Tre immigrati trattenuti nel centro d’espulsione di Crotone erano imputati per danneggiamento e resistenza a pubblico ufficiale. Il giudice non li punisce: erano lì illegittimamente e in condizioni al “limite della decenza” , quindi reagirono a "offese ingiuste".
Roma – 8 gennaio 2012 – Dal 9 al 15 ottobre scorso tre cittadini stranieri, un tunisino, un algerino e un marocchino, furono i protagonisti di una rivolta nel centro di identificazione ed espulsione di Isola capo Rizzuto, Crotone. Tra le altre cose, salirono sul tetto e lanciarono sulla Polizia suppellettili, rubinetti e grate. Lo fecero, però, per “legittima difesa” e quindi non risponderanno dei reati di danneggiamento e di resistenza a pubblico ufficiale.

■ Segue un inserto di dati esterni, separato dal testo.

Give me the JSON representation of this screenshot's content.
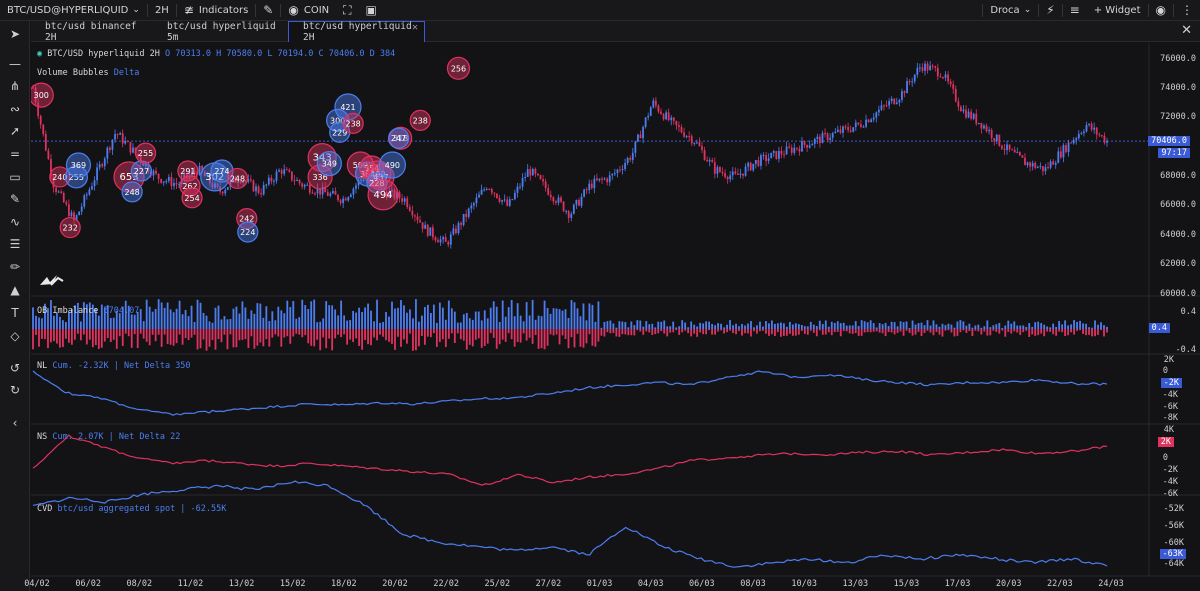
{
  "toolbar": {
    "symbol": "BTC/USD@HYPERLIQUID",
    "interval": "2H",
    "indicators": "Indicators",
    "coin": "COIN",
    "layout": "Droca",
    "widget": "+ Widget"
  },
  "tabs": [
    {
      "label": "btc/usd binancef 2H"
    },
    {
      "label": "btc/usd hyperliquid 5m"
    },
    {
      "label": "btc/usd hyperliquid 2H"
    }
  ],
  "legend": {
    "symbol": "BTC/USD hyperliquid 2H",
    "ohlc": "O 70313.0 H 70580.0 L 70194.0 C 70406.0 D 384",
    "bubbles_name": "Volume Bubbles",
    "bubbles_mode": "Delta"
  },
  "panes": {
    "ob": {
      "name": "OB Imbalance",
      "value": "5704.07"
    },
    "nl": {
      "name": "NL",
      "value": "Cum. -2.32K | Net Delta 350"
    },
    "ns": {
      "name": "NS",
      "value": "Cum. 2.07K | Net Delta 22"
    },
    "cvd": {
      "name": "CVD",
      "value": "btc/usd aggregated spot | -62.55K"
    }
  },
  "price_axis": {
    "ticks": [
      "76000.0",
      "74000.0",
      "72000.0",
      "68000.0",
      "66000.0",
      "64000.0",
      "62000.0",
      "60000.0"
    ],
    "last_price": "70406.0",
    "countdown": "97:17"
  },
  "ob_axis": {
    "ticks": [
      "0.4",
      "-0.4"
    ],
    "badge": "0.4"
  },
  "nl_axis": {
    "ticks": [
      "2K",
      "0",
      "-4K",
      "-6K",
      "-8K"
    ],
    "badge": "-2K"
  },
  "ns_axis": {
    "ticks": [
      "4K",
      "0",
      "-2K",
      "-4K",
      "-6K"
    ],
    "badge": "2K"
  },
  "cvd_axis": {
    "ticks": [
      "-52K",
      "-56K",
      "-60K",
      "-64K"
    ],
    "badge": "-63K"
  },
  "time_axis": [
    "04/02",
    "06/02",
    "08/02",
    "11/02",
    "13/02",
    "15/02",
    "18/02",
    "20/02",
    "22/02",
    "25/02",
    "27/02",
    "01/03",
    "04/03",
    "06/03",
    "08/03",
    "10/03",
    "13/03",
    "15/03",
    "17/03",
    "20/03",
    "22/03",
    "24/03"
  ],
  "colors": {
    "up": "#4c7ef0",
    "down": "#e0325f",
    "bg": "#131316",
    "accent": "#3b5bd6"
  },
  "chart_data": {
    "type": "candlestick",
    "ylim": [
      60000,
      77000
    ],
    "price_path": [
      [
        0,
        74000
      ],
      [
        2,
        67500
      ],
      [
        4,
        65000
      ],
      [
        6,
        68000
      ],
      [
        8,
        71000
      ],
      [
        10,
        69500
      ],
      [
        12,
        68000
      ],
      [
        14,
        67500
      ],
      [
        16,
        68500
      ],
      [
        18,
        67000
      ],
      [
        20,
        68000
      ],
      [
        22,
        67000
      ],
      [
        24,
        68500
      ],
      [
        26,
        67500
      ],
      [
        28,
        67000
      ],
      [
        30,
        66500
      ],
      [
        32,
        68000
      ],
      [
        34,
        67000
      ],
      [
        36,
        66500
      ],
      [
        38,
        64500
      ],
      [
        40,
        63500
      ],
      [
        42,
        65500
      ],
      [
        44,
        67500
      ],
      [
        46,
        66000
      ],
      [
        48,
        68500
      ],
      [
        50,
        67000
      ],
      [
        52,
        65500
      ],
      [
        54,
        67500
      ],
      [
        56,
        68000
      ],
      [
        58,
        69500
      ],
      [
        60,
        73000
      ],
      [
        62,
        71500
      ],
      [
        64,
        70500
      ],
      [
        66,
        68500
      ],
      [
        68,
        68000
      ],
      [
        70,
        69000
      ],
      [
        72,
        69500
      ],
      [
        74,
        70000
      ],
      [
        76,
        70500
      ],
      [
        78,
        71000
      ],
      [
        80,
        71500
      ],
      [
        82,
        72500
      ],
      [
        84,
        73500
      ],
      [
        86,
        75500
      ],
      [
        88,
        75000
      ],
      [
        90,
        72500
      ],
      [
        92,
        71500
      ],
      [
        94,
        70000
      ],
      [
        96,
        69000
      ],
      [
        98,
        68500
      ],
      [
        100,
        70000
      ],
      [
        102,
        71500
      ],
      [
        104,
        70406
      ]
    ],
    "bubbles": [
      {
        "t": 0.8,
        "price": 73500,
        "label": "300",
        "side": "sell",
        "size": 12
      },
      {
        "t": 2.6,
        "price": 68000,
        "label": "240",
        "side": "sell",
        "size": 10
      },
      {
        "t": 3.6,
        "price": 64600,
        "label": "232",
        "side": "sell",
        "size": 10
      },
      {
        "t": 4.2,
        "price": 68000,
        "label": "255",
        "side": "buy",
        "size": 11
      },
      {
        "t": 4.4,
        "price": 68800,
        "label": "369",
        "side": "buy",
        "size": 12
      },
      {
        "t": 9.3,
        "price": 68000,
        "label": "653",
        "side": "sell",
        "size": 15
      },
      {
        "t": 9.6,
        "price": 67000,
        "label": "248",
        "side": "buy",
        "size": 10
      },
      {
        "t": 10.5,
        "price": 68400,
        "label": "227",
        "side": "buy",
        "size": 10
      },
      {
        "t": 10.9,
        "price": 69600,
        "label": "255",
        "side": "sell",
        "size": 10
      },
      {
        "t": 15.0,
        "price": 68400,
        "label": "291",
        "side": "sell",
        "size": 10
      },
      {
        "t": 15.2,
        "price": 67400,
        "label": "262",
        "side": "sell",
        "size": 10
      },
      {
        "t": 15.4,
        "price": 66600,
        "label": "254",
        "side": "sell",
        "size": 10
      },
      {
        "t": 17.6,
        "price": 68000,
        "label": "302",
        "side": "buy",
        "size": 14
      },
      {
        "t": 18.3,
        "price": 68400,
        "label": "274",
        "side": "buy",
        "size": 11
      },
      {
        "t": 19.8,
        "price": 67900,
        "label": "248",
        "side": "sell",
        "size": 10
      },
      {
        "t": 20.7,
        "price": 65200,
        "label": "242",
        "side": "sell",
        "size": 10
      },
      {
        "t": 20.8,
        "price": 64300,
        "label": "224",
        "side": "buy",
        "size": 10
      },
      {
        "t": 28.0,
        "price": 69300,
        "label": "343",
        "side": "sell",
        "size": 14
      },
      {
        "t": 27.8,
        "price": 68000,
        "label": "336",
        "side": "sell",
        "size": 12
      },
      {
        "t": 28.7,
        "price": 68900,
        "label": "349",
        "side": "buy",
        "size": 12
      },
      {
        "t": 29.5,
        "price": 71800,
        "label": "300",
        "side": "buy",
        "size": 11
      },
      {
        "t": 29.7,
        "price": 71000,
        "label": "229",
        "side": "buy",
        "size": 10
      },
      {
        "t": 30.5,
        "price": 72700,
        "label": "421",
        "side": "buy",
        "size": 13
      },
      {
        "t": 31.0,
        "price": 71600,
        "label": "238",
        "side": "sell",
        "size": 10
      },
      {
        "t": 31.7,
        "price": 68800,
        "label": "500",
        "side": "sell",
        "size": 13
      },
      {
        "t": 32.4,
        "price": 68200,
        "label": "365",
        "side": "buy",
        "size": 12
      },
      {
        "t": 32.8,
        "price": 68600,
        "label": "354",
        "side": "sell",
        "size": 12
      },
      {
        "t": 33.4,
        "price": 68200,
        "label": "490",
        "side": "sell",
        "size": 13
      },
      {
        "t": 33.7,
        "price": 68000,
        "label": "437",
        "side": "sell",
        "size": 13
      },
      {
        "t": 33.3,
        "price": 67600,
        "label": "228",
        "side": "buy",
        "size": 10
      },
      {
        "t": 33.9,
        "price": 66800,
        "label": "494",
        "side": "sell",
        "size": 15
      },
      {
        "t": 34.8,
        "price": 68800,
        "label": "490",
        "side": "buy",
        "size": 13
      },
      {
        "t": 35.6,
        "price": 70600,
        "label": "318",
        "side": "sell",
        "size": 11
      },
      {
        "t": 35.4,
        "price": 70600,
        "label": "247",
        "side": "buy",
        "size": 10
      },
      {
        "t": 37.5,
        "price": 71800,
        "label": "238",
        "side": "sell",
        "size": 10
      },
      {
        "t": 41.2,
        "price": 75300,
        "label": "256",
        "side": "sell",
        "size": 11
      }
    ],
    "nl_series": [
      0,
      -4,
      -5,
      -7,
      -8,
      -7.5,
      -7,
      -6.5,
      -6,
      -6.2,
      -5.8,
      -6,
      -5.5,
      -5,
      -4.8,
      -4,
      -3,
      -2.5,
      -2,
      -2.5,
      -1,
      0,
      -1,
      -0.5,
      -1.5,
      -2,
      -2.5,
      -2,
      -2,
      -1.5,
      -2.2,
      -2.32
    ],
    "ns_series": [
      -2,
      4,
      2,
      0,
      -1,
      -0.5,
      -1,
      -1.5,
      -1,
      -1.5,
      -2,
      -2.5,
      -3,
      -5,
      -3,
      -4.5,
      -3.5,
      -3,
      -2,
      -0.5,
      0,
      0.5,
      0.8,
      0.6,
      1,
      1.2,
      0.5,
      1,
      1.5,
      0.8,
      1.2,
      2.07
    ],
    "cvd_series": [
      -48,
      -46,
      -47,
      -45,
      -44,
      -43,
      -44,
      -42,
      -43,
      -48,
      -55,
      -57,
      -58,
      -59,
      -58,
      -60,
      -53,
      -58,
      -61,
      -63,
      -62,
      -61,
      -62,
      -60,
      -61,
      -60,
      -61,
      -62,
      -61,
      -62.55
    ]
  }
}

Ad assolverli, il 12 dicembre scorso, è stato il Tribunale di Crotone, con il giudice Edoardo D'Ambrosio che ha sposato la linea dei difensori, gli avvocati Natale De Meco, Eugenio Naccarato e Giuseppe Malena. E non ha accolto la richiesta del pm Francesco Carluccio, che voleva una condanna a 1 anno e 8 mesi di reclusione.
Secondo D'Ambrosio, quella rivolta era una “difesa proporzionata all'offesa”. Innanzitutto perché i provvedimenti di trattenimento “erano privi di motivazione, e dunque illegittimi alla luce dell'articolo 15 della direttiva n. 115 del 2008, così come interpretato dalla Corte di Giustizia europea”. Omettevano infatti “del tutto l'indicazione delle ragioni specifiche in forza delle quali non era stato possibile adottare una misura coercitiva meno afflittiva del trattenimento presso il Cie”.

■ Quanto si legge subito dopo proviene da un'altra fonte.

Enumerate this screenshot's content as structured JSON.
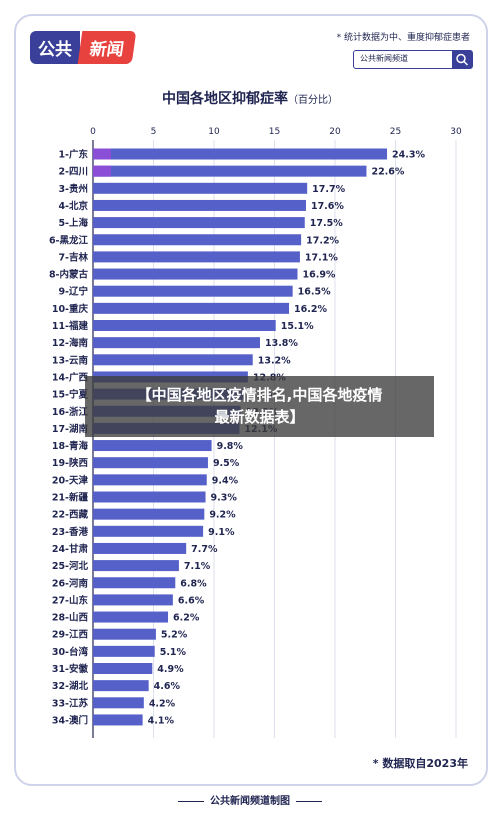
{
  "header": {
    "logo_part1": "公共",
    "logo_part2": "新闻",
    "top_note": "* 统计数据为中、重度抑郁症患者",
    "search_text": "公共新闻频道",
    "colors": {
      "brand_blue": "#3a3f9a",
      "brand_red": "#e8423f",
      "bar": "#5560c8",
      "bar_top": "#8a4fd6"
    }
  },
  "overlay": {
    "line1": "【中国各地区疫情排名,中国各地疫情",
    "line2": "最新数据表】"
  },
  "chart_data": {
    "type": "bar",
    "orientation": "horizontal",
    "title": "中国各地区抑郁症率",
    "unit_label": "（百分比）",
    "xlim": [
      0,
      30
    ],
    "x_ticks": [
      "0",
      "5",
      "10",
      "15",
      "20",
      "25",
      "30"
    ],
    "grid": true,
    "categories": [
      "1-广东",
      "2-四川",
      "3-贵州",
      "4-北京",
      "5-上海",
      "6-黑龙江",
      "7-吉林",
      "8-内蒙古",
      "9-辽宁",
      "10-重庆",
      "11-福建",
      "12-海南",
      "13-云南",
      "14-广西",
      "15-宁夏",
      "16-浙江",
      "17-湖南",
      "18-青海",
      "19-陕西",
      "20-天津",
      "21-新疆",
      "22-西藏",
      "23-香港",
      "24-甘肃",
      "25-河北",
      "26-河南",
      "27-山东",
      "28-山西",
      "29-江西",
      "30-台湾",
      "31-安徽",
      "32-湖北",
      "33-江苏",
      "34-澳门"
    ],
    "values": [
      24.3,
      22.6,
      17.7,
      17.6,
      17.5,
      17.2,
      17.1,
      16.9,
      16.5,
      16.2,
      15.1,
      13.8,
      13.2,
      12.8,
      12.5,
      12.2,
      12.1,
      9.8,
      9.5,
      9.4,
      9.3,
      9.2,
      9.1,
      7.7,
      7.1,
      6.8,
      6.6,
      6.2,
      5.2,
      5.1,
      4.9,
      4.6,
      4.2,
      4.1
    ],
    "value_labels": [
      "24.3%",
      "22.6%",
      "17.7%",
      "17.6%",
      "17.5%",
      "17.2%",
      "17.1%",
      "16.9%",
      "16.5%",
      "16.2%",
      "15.1%",
      "13.8%",
      "13.2%",
      "12.8%",
      "12.5%",
      "12.2%",
      "12.1%",
      "9.8%",
      "9.5%",
      "9.4%",
      "9.3%",
      "9.2%",
      "9.1%",
      "7.7%",
      "7.1%",
      "6.8%",
      "6.6%",
      "6.2%",
      "5.2%",
      "5.1%",
      "4.9%",
      "4.6%",
      "4.2%",
      "4.1%"
    ]
  },
  "source_note": "* 数据取自2023年",
  "footer": "公共新闻频道制图"
}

C’erano poi da considerare le condizioni di vita nel centro, con “materassi luridi, privi di lenzuola e con coperte altrettanto sporche, lavabi e “bagni alla turca” luridi, asciugamani sporchi, pasti in quantità insufficienti e consumati senza sedie né tavoli”. Strutture ”al limite della decenza”, cioè, ha spiegato il giudice, “non convenienti alla loro destinazione: che è quella di accogliere essere umani. E, si badi, esseri umani in quanto tali, e non in quanto stranieri irregolarmente soggiornanti sul territorio nazionale. Lo standard qualitativo delle condizioni di alloggio non deve essere rapportato a chi magari è abituato a condizioni abitative precarie, ma al cittadino medio, senza distinzione di condizione o di razza”.

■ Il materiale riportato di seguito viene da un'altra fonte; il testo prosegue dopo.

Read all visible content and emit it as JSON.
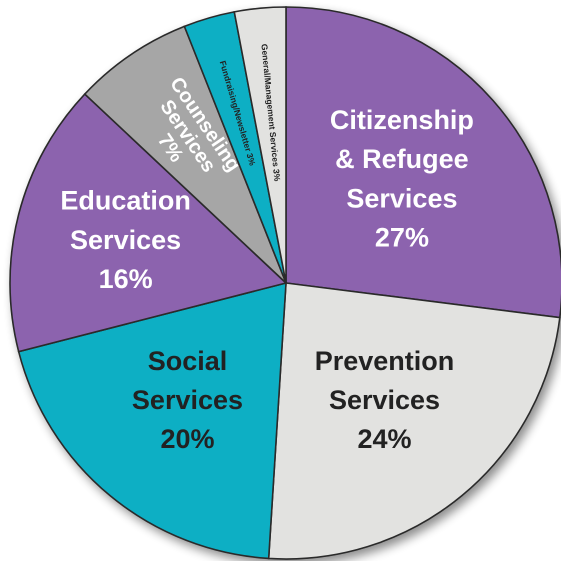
{
  "chart_data": {
    "type": "pie",
    "title": "",
    "legend": "none",
    "slices": [
      {
        "label_lines": [
          "Citizenship",
          "& Refugee",
          "Services"
        ],
        "percent_label": "27%",
        "value": 27,
        "color": "#8c64ae",
        "text_color": "#ffffff"
      },
      {
        "label_lines": [
          "Prevention",
          "Services"
        ],
        "percent_label": "24%",
        "value": 24,
        "color": "#e2e2e0",
        "text_color": "#222222"
      },
      {
        "label_lines": [
          "Social",
          "Services"
        ],
        "percent_label": "20%",
        "value": 20,
        "color": "#11afc4",
        "text_color": "#222222"
      },
      {
        "label_lines": [
          "Education",
          "Services"
        ],
        "percent_label": "16%",
        "value": 16,
        "color": "#8c64ae",
        "text_color": "#ffffff"
      },
      {
        "label_lines": [
          "Counseling",
          "Services"
        ],
        "percent_label": "7%",
        "value": 7,
        "color": "#a6a6a6",
        "text_color": "#ffffff"
      },
      {
        "label_lines": [
          "Fundraising/Newsletter"
        ],
        "percent_label": "3%",
        "value": 3,
        "color": "#11afc4",
        "text_color": "#222222"
      },
      {
        "label_lines": [
          "General/Management Services"
        ],
        "percent_label": "3%",
        "value": 3,
        "color": "#e2e2e0",
        "text_color": "#222222"
      }
    ]
  }
}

Gli imputati sono stati quindi vittima di “offese ingiuste”, alle quali hanno opposto una “legittima difesa”. Senza alcuna sproporzione, anzi: “il confronto tra i beni giuridici in conflitto – si legge nella sentenza – è pacificamente a favore dei beni difesi (dignità umana e libertà personale), rispetto a quelli, offesi, del prestigio, efficienza e patrimonio materiale della pubblica amministrazione”.